Transformação da cadeia automotiva intensifica disputa global e pressiona indústria por inovação

Transformação da Cadeia Automotiva Aumenta Disputa Global e Exige Inovação da Indústria

Com projeções de crescimento na produção para 2026 e avanço acelerado da eletrificação, a indústria automotiva brasileira entra em um novo ciclo de pressão competitiva, marcado pela reorganização das cadeias globais de suprimentos e pela chegada de novos players internacionais.

De acordo com a Associação Nacional dos Fabricantes de Veículos Automotores (Anfavea), a produção nacional deve atingir cerca de 2,74 milhões de unidades em 2026, alta de 3,7% em relação a 2025. No ano anterior, foram produzidos aproximadamente 2,64 milhões de veículos, crescimento de 3,5% sobre 2024.

Esse movimento de expansão ocorre em paralelo a uma reconfiguração profunda da cadeia automotiva. Após os gargalos dos últimos anos na logística global, agravados por conflitos internacionais que afetaram custos, prazos e disponibilidade de insumos, montadoras e autopeças passaram a rever estratégias, reforçar a regionalização de fornecedores e investir em tecnologias de gestão integrada da produção.

Nesse ambiente, cresce o espaço para soluções desenvolvidas no Brasil em digitalização industrial, análise de dados e sistemas avançados de controle da qualidade, vistas como essenciais para elevar eficiência e competitividade em toda a cadeia.

A mudança também aparece no perfil da demanda. O mercado brasileiro registra forte aceleração da eletrificação da frota. Em 2025, os emplacamentos de veículos eletrificados aumentaram cerca de 60%, sinalizando a velocidade da transição tecnológica em curso.

Para Cláudio Moysés, presidente do IQA – Instituto da Qualidade Automotiva, essa transformação vai além da adoção de novas tecnologias e exige ajustes estruturais na gestão do setor.

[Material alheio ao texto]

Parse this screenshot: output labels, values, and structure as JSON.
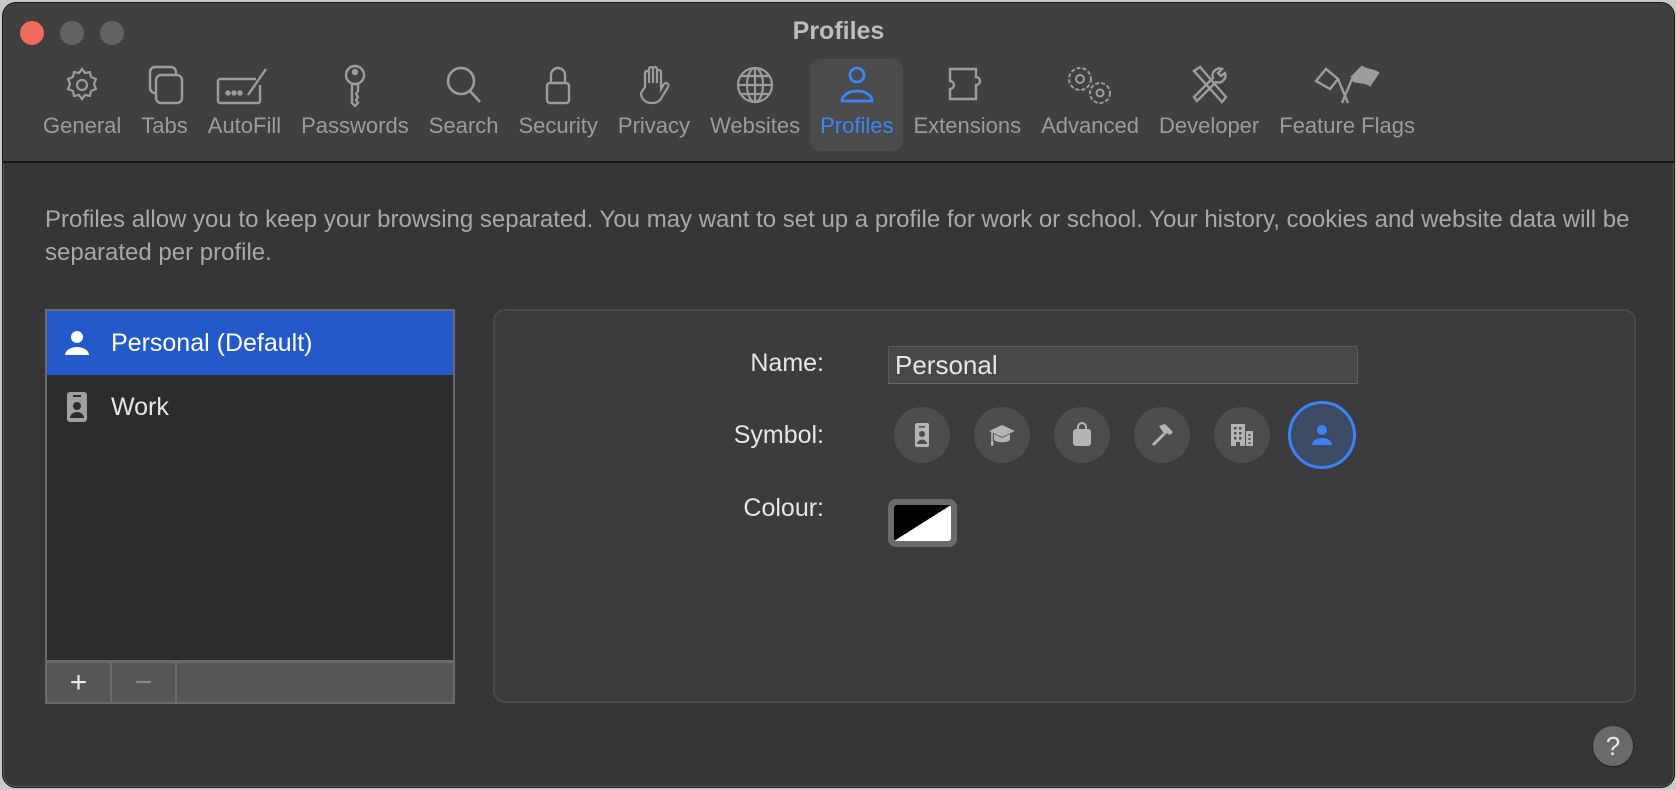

“A indústria automotiva passa por uma reorganização global que envolve desde a digitalização da produção até uma integração mais intensa entre montadoras e fornecedores. Nesse cenário, práticas avançadas de gestão da qualidade e rastreabilidade se tornam fatores estratégicos para garantir competitividade em um setor cada vez mais tecnológico e conectado”, afirma.

Com esse pano de fundo, o IQA vem ampliando e atualizando seu portfólio de soluções, que inclui certificações, treinamentos especializados e programas de avaliação técnica voltados à gestão da qualidade e à rastreabilidade de processos. O instituto também atua em temas emergentes, como segurança cibernética, pegada de carbono, comércio eletrônico, formação de profissionais em qualidade e novas demandas relacionadas à eletrificação.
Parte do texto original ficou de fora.